Tomorrow is a day of celebration and great gratitude for me..... Tomorrow marks four years since I had that big 'ole stroke that tried to steal my physical life...... Four years ago tomorrow I spent much time sobbing, trying to make sense of it all and wishing I could just die so I wouldn't have to worry about it anymore.....
Today, like everyday, is a day of celebration and great gratitude for me too. That big ole' stroke shoved it in my face that life really is short and you better soak in every single moment, for the moment is all we have. Today I still know how to have a really good, ugly cry but the difference is today there is joy beyond and even in my tears and today I WANT TO LIVE these moments the very best I can.
Life is hard. Life is so, so hard. Oh but life truly is amazing and wonderful. There really is beauty from the ashes, always.
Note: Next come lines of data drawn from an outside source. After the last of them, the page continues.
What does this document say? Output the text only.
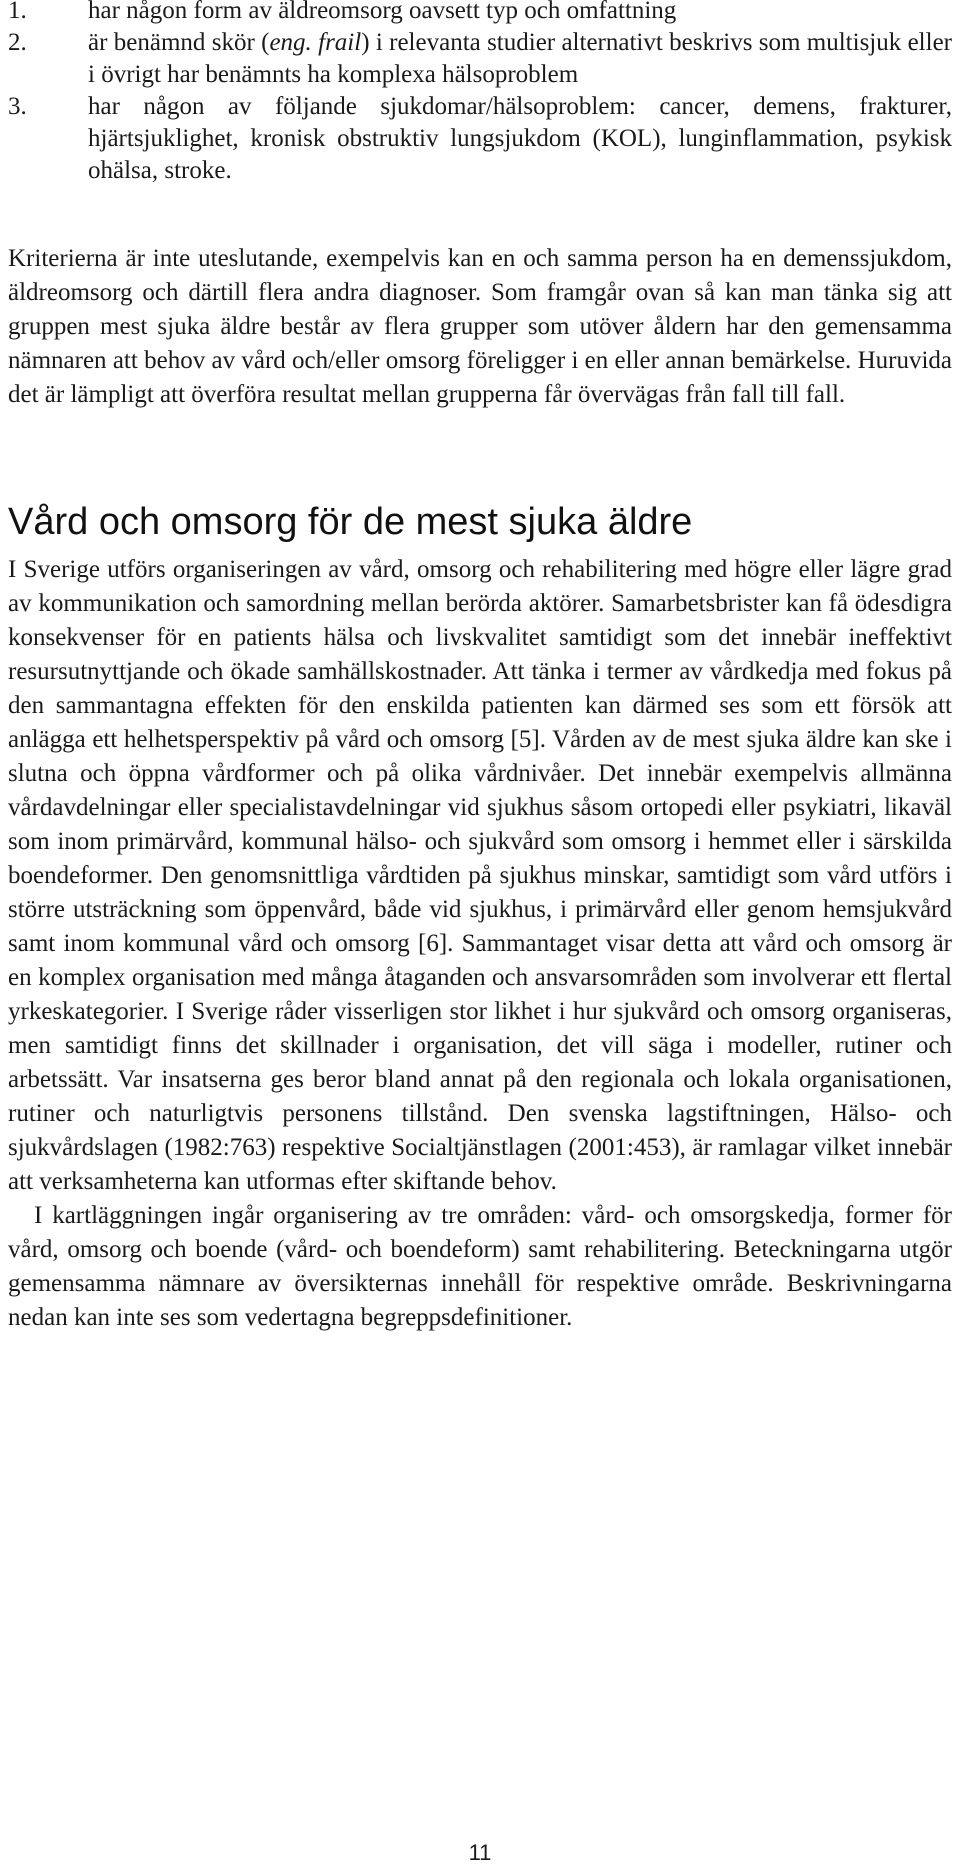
1.	har någon form av äldreomsorg oavsett typ och omfattning
2.	är benämnd skör (eng. frail) i relevanta studier alternativt beskrivs som multisjuk eller i övrigt har benämnts ha komplexa hälsoproblem
3.	har någon av följande sjukdomar/hälsoproblem: cancer, demens, frakturer, hjärtsjuklighet, kronisk obstruktiv lungsjukdom (KOL), lunginflammation, psykisk ohälsa, stroke.

Kriterierna är inte uteslutande, exempelvis kan en och samma person ha en demenssjukdom, äldreomsorg och därtill flera andra diagnoser. Som framgår ovan så kan man tänka sig att gruppen mest sjuka äldre består av flera grupper som utöver åldern har den gemensamma nämnaren att behov av vård och/eller omsorg föreligger i en eller annan bemärkelse. Huruvida det är lämpligt att överföra resultat mellan grupperna får övervägas från fall till fall.

Vård och omsorg för de mest sjuka äldre

I Sverige utförs organiseringen av vård, omsorg och rehabilitering med högre eller lägre grad av kommunikation och samordning mellan berörda aktörer. Samarbetsbrister kan få ödesdigra konsekvenser för en patients hälsa och livskvalitet samtidigt som det innebär ineffektivt resursutnyttjande och ökade samhällskostnader. Att tänka i termer av vårdkedja med fokus på den sammantagna effekten för den enskilda patienten kan därmed ses som ett försök att anlägga ett helhetsperspektiv på vård och omsorg [5]. Vården av de mest sjuka äldre kan ske i slutna och öppna vårdformer och på olika vårdnivåer. Det innebär exempelvis allmänna vårdavdelningar eller specialistavdelningar vid sjukhus såsom ortopedi eller psykiatri, likaväl som inom primärvård, kommunal hälso- och sjukvård som omsorg i hemmet eller i särskilda boendeformer. Den genomsnittliga vårdtiden på sjukhus minskar, samtidigt som vård utförs i större utsträckning som öppenvård, både vid sjukhus, i primärvård eller genom hemsjukvård samt inom kommunal vård och omsorg [6]. Sammantaget visar detta att vård och omsorg är en komplex organisation med många åtaganden och ansvarsområden som involverar ett flertal yrkeskategorier. I Sverige råder visserligen stor likhet i hur sjukvård och omsorg organiseras, men samtidigt finns det skillnader i organisation, det vill säga i modeller, rutiner och arbetssätt. Var insatserna ges beror bland annat på den regionala och lokala organisationen, rutiner och naturligtvis personens tillstånd. Den svenska lagstiftningen, Hälso- och sjukvårdslagen (1982:763) respektive Socialtjänstlagen (2001:453), är ramlagar vilket innebär att verksamheterna kan utformas efter skiftande behov.

I kartläggningen ingår organisering av tre områden: vård- och omsorgskedja, former för vård, omsorg och boende (vård- och boendeform) samt rehabilitering. Beteckningarna utgör gemensamma nämnare av översikternas innehåll för respektive område. Beskrivningarna nedan kan inte ses som vedertagna begreppsdefinitioner.

11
Tomorrow morning my dear heart sister is taking our family pictures, as she does for me on every 'strokeaversarry' or 'birthday' or 'life celebration' that I have. November 9. Family Picture Day. Love really big day. Be kind to myself day and love like there is no tomorrow....just as we have the opportunity to do every day. No need to wait for a November 9 of your own. Say what you need to say. Love. Hug. Celebrate. Laugh. Cry. Find solutions more important than being right. Share your heart. Be honest. Be real. Be raw. Did I say love?
I almost put pictures off tomorrow, because you know....it's a HARD time in life right now and I don't want to fake anything. But I am not faking the love I feel for my precious husband and our lovelier than anything I've ever known children. We have love in our family. We have love in the middle of the hard and we are still writing our story. We are given this moment, and as long as we have this moment, we are writing our story. What happens when our moments here are over? The opportunities to make the most of the moment will vanish and what will be left is a legacy....your legacy....my legacy...our legacy. But the legacy is made only of how you spend these moments now....cheers to spending them well.